Arts on Fire: Pittston City is an effort to raise money to paint hydrants with designs and themes. Fifteen hydrants from Kennedy Boulevard to Sullivan Park and the Pittston City Little League field have been selected. The first hydrant painted sits directly outside the Pittston City Fire Department.
Currently, several hydrants have been started with one completed.
During a recent trip to Philadelphia, Brian Matyjevich, a member of the Pittston Parks and Recreation Committee, noticed hydrants near that city had been painted. That’s when the wheels began to turn. Matyjevich spoke with Main Street Manager Rose Randazzo and city officials and, in the next couple weeks, several fire hydrants throughout Pittston City will be transformed into works of art.
“As far as I know, the most successful program like this was in Harrisburg about 10 years ago,” he said. “They did 51 hydrants. The quality wasn’t as great as ours can be. We’re the new art town so we will commission artists to do them.”
Kristen Rinaldi, a key contributor to Michael Pilato’s Inspiration Mural on Main Street, will be the first artist to put her paintbrush to a hydrant. Rinaldi finished the first hydrant with a fire theme, just outside the Pittston City Fire Department. Franks Christopher, an artist from Florida who is finishing a mural on the side of Boden, will be tasked to finish two hydrants in the next few days.
Christopher will work on an Italian-American Association theme hydrant directly across from the Columbus Statue on South Main Street. He will also work on a Greater Pittston Ambulance Association hydrant at the corner of Market Street and South Main Street.
According to Matyjevich, supplies for each hydrant will cost about $20. Each hydrant will be painted by a commissioned artist with an expected cost of around $150 going to the artist. A GoFundMe page has been created to help offset the project’s costs.

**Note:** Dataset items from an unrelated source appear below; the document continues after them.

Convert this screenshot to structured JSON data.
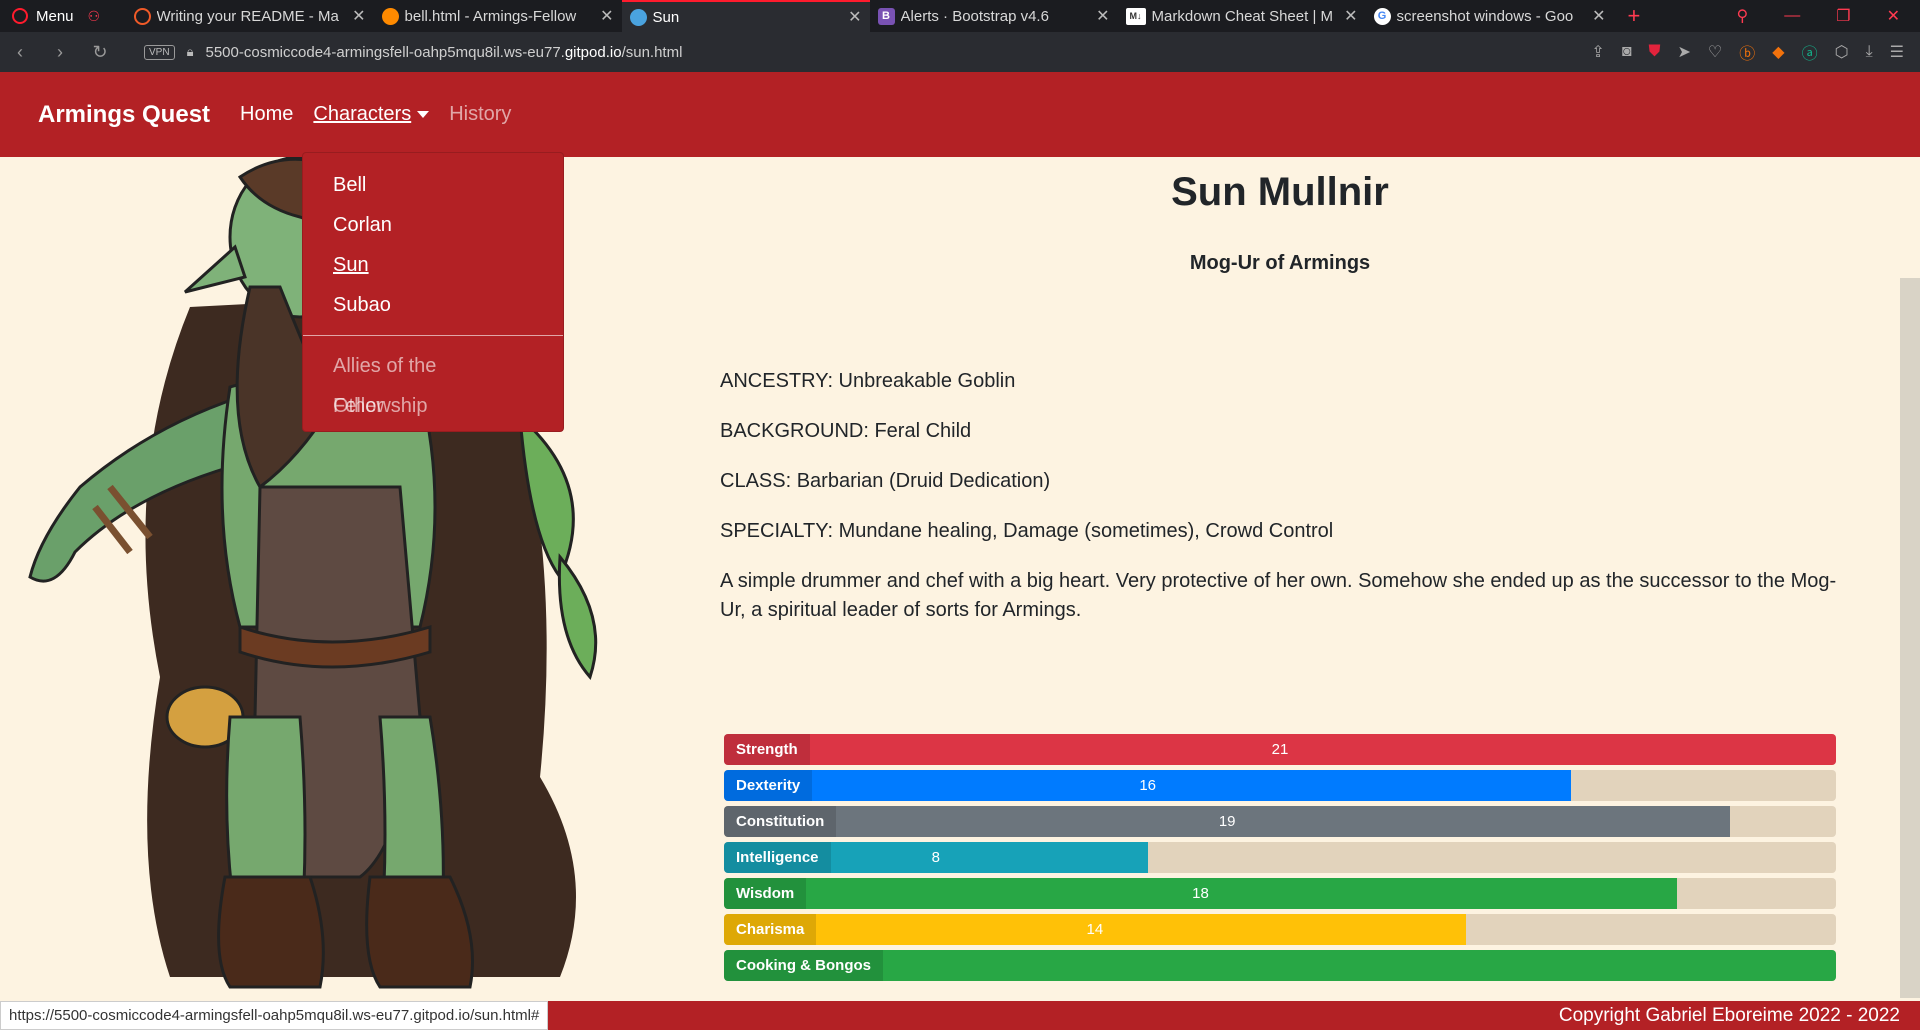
{
  "browser": {
    "menu_label": "Menu",
    "tabs": [
      {
        "title": "Writing your README - Ma",
        "fav_color": "#f05a28"
      },
      {
        "title": "bell.html - Armings-Fellow",
        "fav_color": "#ff8a00"
      },
      {
        "title": "Sun",
        "fav_color": "#4aa3df"
      },
      {
        "title": "Alerts · Bootstrap v4.6",
        "fav_color": "#7952b3",
        "fav_text": "B"
      },
      {
        "title": "Markdown Cheat Sheet | M",
        "fav_color": "#333",
        "fav_text": "M↓"
      },
      {
        "title": "screenshot windows - Goo",
        "fav_color": "#4285f4",
        "fav_text": "G"
      }
    ],
    "vpn_label": "VPN",
    "url_pre": "5500-cosmiccode4-armingsfell-oahp5mqu8il.ws-eu77.",
    "url_host": "gitpod.io",
    "url_path": "/sun.html",
    "status_url": "https://5500-cosmiccode4-armingsfell-oahp5mqu8il.ws-eu77.gitpod.io/sun.html#"
  },
  "navbar": {
    "brand": "Armings Quest",
    "home": "Home",
    "characters": "Characters",
    "history": "History"
  },
  "dropdown": {
    "items": [
      "Bell",
      "Corlan",
      "Sun",
      "Subao"
    ],
    "extra": [
      "Allies of the Fellowship",
      "Other"
    ]
  },
  "character": {
    "name": "Sun Mullnir",
    "subtitle": "Mog-Ur of Armings",
    "ancestry": "ANCESTRY: Unbreakable Goblin",
    "background": "BACKGROUND: Feral Child",
    "class": "CLASS: Barbarian (Druid Dedication)",
    "specialty": "SPECIALTY: Mundane healing, Damage (sometimes), Crowd Control",
    "description": "A simple drummer and chef with a big heart. Very protective of her own. Somehow she ended up as the successor to the Mog-Ur, a spiritual leader of sorts for Armings."
  },
  "stats": [
    {
      "label": "Strength",
      "value": "21",
      "fraction": 1.0,
      "color": "#dc3545"
    },
    {
      "label": "Dexterity",
      "value": "16",
      "fraction": 0.762,
      "color": "#007bff"
    },
    {
      "label": "Constitution",
      "value": "19",
      "fraction": 0.905,
      "color": "#6c757d"
    },
    {
      "label": "Intelligence",
      "value": "8",
      "fraction": 0.381,
      "color": "#17a2b8"
    },
    {
      "label": "Wisdom",
      "value": "18",
      "fraction": 0.857,
      "color": "#28a745"
    },
    {
      "label": "Charisma",
      "value": "14",
      "fraction": 0.667,
      "color": "#ffc107"
    },
    {
      "label": "Cooking & Bongos",
      "value": "",
      "fraction": 1.0,
      "color": "#28a745"
    }
  ],
  "footer": {
    "copyright": "Copyright Gabriel Eboreime 2022 - 2022"
  }
}
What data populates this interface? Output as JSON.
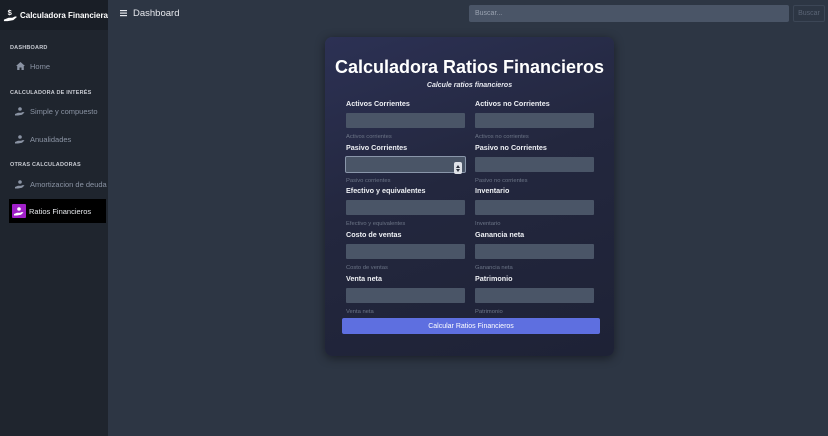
{
  "brand": {
    "name": "Calculadora Financiera",
    "logo_icon": "money-hand-icon"
  },
  "sidebar": {
    "sections": [
      {
        "heading": "DASHBOARD"
      },
      {
        "heading": "CALCULADORA DE INTERÉS"
      },
      {
        "heading": "OTRAS CALCULADORAS"
      }
    ],
    "items": [
      {
        "label": "Home",
        "icon": "home-icon"
      },
      {
        "label": "Simple y compuesto",
        "icon": "hand-coin-icon"
      },
      {
        "label": "Anualidades",
        "icon": "hand-coin-icon"
      },
      {
        "label": "Amortizacion de deuda",
        "icon": "hand-coin-icon"
      },
      {
        "label": "Ratios Financieros",
        "icon": "hand-coin-icon",
        "active": true
      }
    ]
  },
  "topbar": {
    "menu_icon": "hamburger-icon",
    "title": "Dashboard",
    "search_placeholder": "Buscar...",
    "search_button": "Buscar"
  },
  "form": {
    "title": "Calculadora Ratios Financieros",
    "subtitle": "Calcule ratios financieros",
    "fields": [
      {
        "label": "Activos Corrientes",
        "hint": "Activos corrientes",
        "value": ""
      },
      {
        "label": "Activos no Corrientes",
        "hint": "Activos no corrientes",
        "value": ""
      },
      {
        "label": "Pasivo Corrientes",
        "hint": "Pasivo corrientes",
        "value": ""
      },
      {
        "label": "Pasivo no Corrientes",
        "hint": "Pasivo no corrientes",
        "value": ""
      },
      {
        "label": "Efectivo y equivalentes",
        "hint": "Efectivo y equivalentes",
        "value": ""
      },
      {
        "label": "Inventario",
        "hint": "Inventario",
        "value": ""
      },
      {
        "label": "Costo de ventas",
        "hint": "Costo de ventas",
        "value": ""
      },
      {
        "label": "Ganancia neta",
        "hint": "Ganancia neta",
        "value": ""
      },
      {
        "label": "Venta neta",
        "hint": "Venta neta",
        "value": ""
      },
      {
        "label": "Patrimonio",
        "hint": "Patrimonio",
        "value": ""
      }
    ],
    "submit_label": "Calcular Ratios Financieros"
  },
  "colors": {
    "accent": "#5e6fe0",
    "active_icon_bg": "#a020c8",
    "sidebar_bg": "#1f252e",
    "page_bg": "#2d3644",
    "input_bg": "#4a5567"
  }
}
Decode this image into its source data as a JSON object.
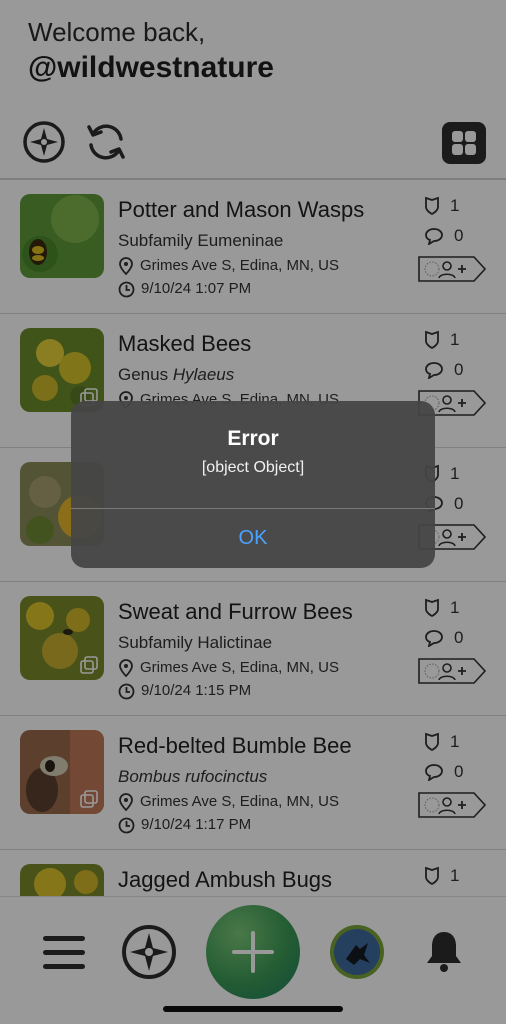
{
  "header": {
    "welcome": "Welcome back,",
    "username": "@wildwestnature"
  },
  "toolbar": {
    "explore_icon": "compass-icon",
    "sync_icon": "sync-icon",
    "grid_icon": "grid-icon"
  },
  "observations": [
    {
      "name": "Potter and Mason Wasps",
      "taxon": "Subfamily Eumeninae",
      "taxon_rank": "Subfamily",
      "taxon_name": "Eumeninae",
      "italic": false,
      "location": "Grimes Ave S, Edina, MN, US",
      "time": "9/10/24 1:07 PM",
      "ids": "1",
      "comments": "0",
      "multi_photo": false
    },
    {
      "name": "Masked Bees",
      "taxon": "Genus Hylaeus",
      "taxon_rank": "Genus",
      "taxon_name": "Hylaeus",
      "italic": true,
      "location": "Grimes Ave S, Edina, MN, US",
      "time": "",
      "ids": "1",
      "comments": "0",
      "multi_photo": true
    },
    {
      "name": "",
      "taxon": "",
      "taxon_rank": "",
      "taxon_name": "",
      "italic": false,
      "location": "",
      "time": "",
      "ids": "1",
      "comments": "0",
      "multi_photo": false
    },
    {
      "name": "Sweat and Furrow Bees",
      "taxon": "Subfamily Halictinae",
      "taxon_rank": "Subfamily",
      "taxon_name": "Halictinae",
      "italic": false,
      "location": "Grimes Ave S, Edina, MN, US",
      "time": "9/10/24 1:15 PM",
      "ids": "1",
      "comments": "0",
      "multi_photo": true
    },
    {
      "name": "Red-belted Bumble Bee",
      "taxon": "Bombus rufocinctus",
      "taxon_rank": "",
      "taxon_name": "Bombus rufocinctus",
      "italic": true,
      "location": "Grimes Ave S, Edina, MN, US",
      "time": "9/10/24 1:17 PM",
      "ids": "1",
      "comments": "0",
      "multi_photo": true
    },
    {
      "name": "Jagged Ambush Bugs",
      "taxon": "",
      "taxon_rank": "",
      "taxon_name": "",
      "italic": false,
      "location": "",
      "time": "",
      "ids": "1",
      "comments": "",
      "multi_photo": false
    }
  ],
  "bottom_nav": {
    "menu_icon": "hamburger-menu-icon",
    "explore_icon": "compass-icon",
    "add_icon": "plus-icon",
    "avatar_icon": "user-avatar",
    "bell_icon": "bell-icon"
  },
  "dialog": {
    "title": "Error",
    "message": "[object Object]",
    "ok_label": "OK"
  },
  "colors": {
    "accent": "#4aa3ff",
    "add_button": "#3c9a55",
    "overlay": "rgba(0,0,0,0.40)"
  }
}
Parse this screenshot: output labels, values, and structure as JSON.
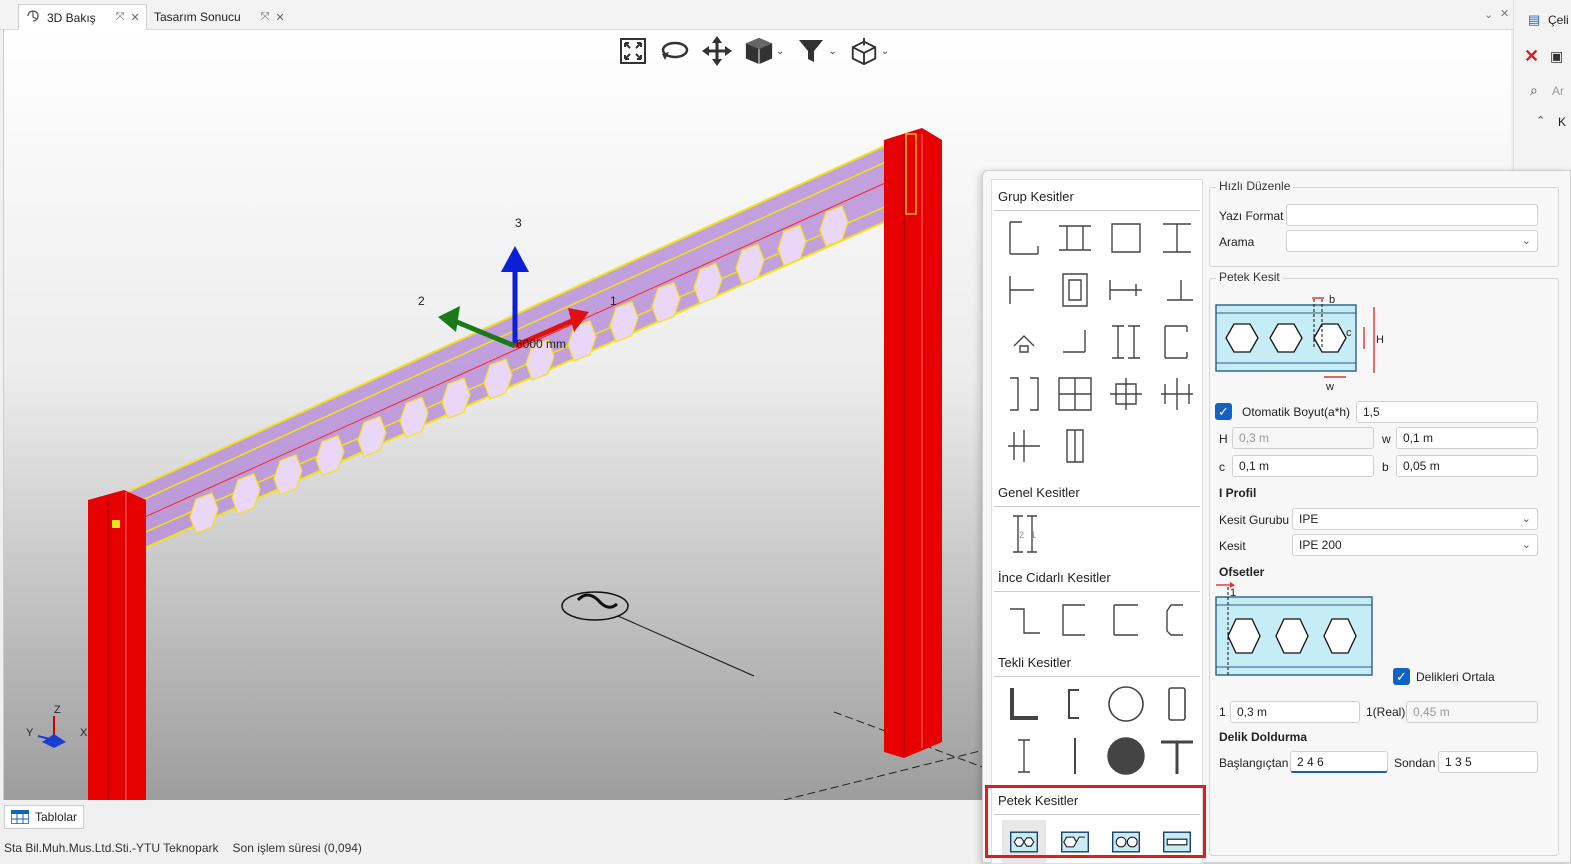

Matyjevich hopes to have $3,000 to start. Approximately $1,500 has already been raised for the project.
“What’s great about this project is the hydrants are throughout the entire city,” said Matyjevich, who expects to have the majority of hydrants in Pittston City painted. “We can start getting the artwork and start reaching the neighborhoods.”
Themes will play a major role in what each hydrant represents. For example, hydrants around the Pittston City Little League field may have a baseball theme.
“We’re working on some common themes like the Tomato Festival, St. Patrick’s Parade and Irish Festival,” he said. “The ones closer to the homes, we’ll do a theme of that area.”
Themes have played a major role in the several hydrants already started.
The hydrant located in front of the Pittston City Fire Department is painted all blue with flames coming up from the bottom. The hydrant near the Columbus Statue currently depicts the Italian flag. The one near the Greater Pittston Ambulance Association will depict an ambulance with the association’s logo.
Matyjevich made it clear that, if a business opts to donate to the cause, they won’t just have their logo on the hydrants.
“This is art,” he said. “Maybe we’ll get a logo in there somewhere, but this is art.”
Matyjevich urges local businesses and organizations to participate in the cause. With a donation, an organization can buy a hydrant painting. Paint Pittston Pink has already commissioned a hydrant, Matyjevich said.